I will just say that if your response to hearing that a Muslim or group of Muslims have committed a crime is to call for a ban on people from Muslim countries, then you already did not trust Muslims before – “because they’re not like us” – and you are using this to justify your prejudices.

White English-speaking people commit crimes all the time. Come back to me when you want to ban people from New Zealand.

Anyway, there is quite enough division in this world at the moment, and it is time that we looked at something Donald Trump and I have in common – an inability to wear fake tan convincingly.

I am a very white person. Most racists are jealous of how white I am. Cameramen can use my skin – and have done – to check their white balance. I make milk look like caramel. I don’t need to wear reflective clothing when I am running at night, in fact oncoming runners tend to scream when they see my disembodied ghostly head.

But when I was 15 I went on summer holiday with family to Newquay in Cornwall. The beaches were filled with golden people, the colour the Orange Don believes he is in his head, while I looked like an animated sheet of foolscap.

And then one morning I saw her – a raven-haired vision, sitting at breakfast with her parents, looking about as bored as a 15-year-old girl on a seaside holiday with her parents as you might expect. She would have stood out anyway to me in a Newquay hotel dining room in which the occupants’ average age was 48, but she was genuinely very pretty.

How could a pasty youth like me compete, I wondered, with the bronzed beach gods? Expose me to sunlight and I shrivel like a crisp packet under the grill.

But that evening, I was in the bathroom, and I noticed a bottle on the shelf. I expect it belonged to my uncle or auntie, who had taken me on the holiday, and it was an artificial tanning product, I presume, in retrospect, for fading out tan lines.

However, I was 15 and stupid. This was the answer to my problem. I “borrowed” some and smeared it all over my face.
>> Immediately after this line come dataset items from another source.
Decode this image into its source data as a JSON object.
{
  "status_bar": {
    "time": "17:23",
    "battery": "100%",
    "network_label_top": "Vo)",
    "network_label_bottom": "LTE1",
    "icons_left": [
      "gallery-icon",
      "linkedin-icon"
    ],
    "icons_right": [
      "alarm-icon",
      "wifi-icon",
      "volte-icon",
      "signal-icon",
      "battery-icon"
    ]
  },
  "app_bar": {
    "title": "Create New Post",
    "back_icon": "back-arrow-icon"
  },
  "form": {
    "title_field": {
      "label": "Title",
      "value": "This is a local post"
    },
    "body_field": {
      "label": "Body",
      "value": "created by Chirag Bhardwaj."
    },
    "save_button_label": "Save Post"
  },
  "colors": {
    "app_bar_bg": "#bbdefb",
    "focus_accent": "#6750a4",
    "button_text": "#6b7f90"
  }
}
I looked in the mirror and saw no effect.

“I probably need more,” I thought. And I smeared more on. Still no effect. I shrugged and went down to the hotel’s “disco”, where somehow I managed to dance with the girl, who told me her name was Christina.

The next morning I woke and examined my white hotel pillow. It looked as if I had engaged in a dirty protest.

Horrified, I dashed to a mirror. My body was as radiantly white as ever. But my face… Oh, my face! It was not so much golden-brown as conker brown. And it was white around my eyes, where, presumably, I had been wary of smearing the artificial tanning cream.

I spent the rest of the holiday wearing long sleeves and sunglasses, with my hands in my pockets, avoiding Christina. It was the only time in my life I believed that being white was superior.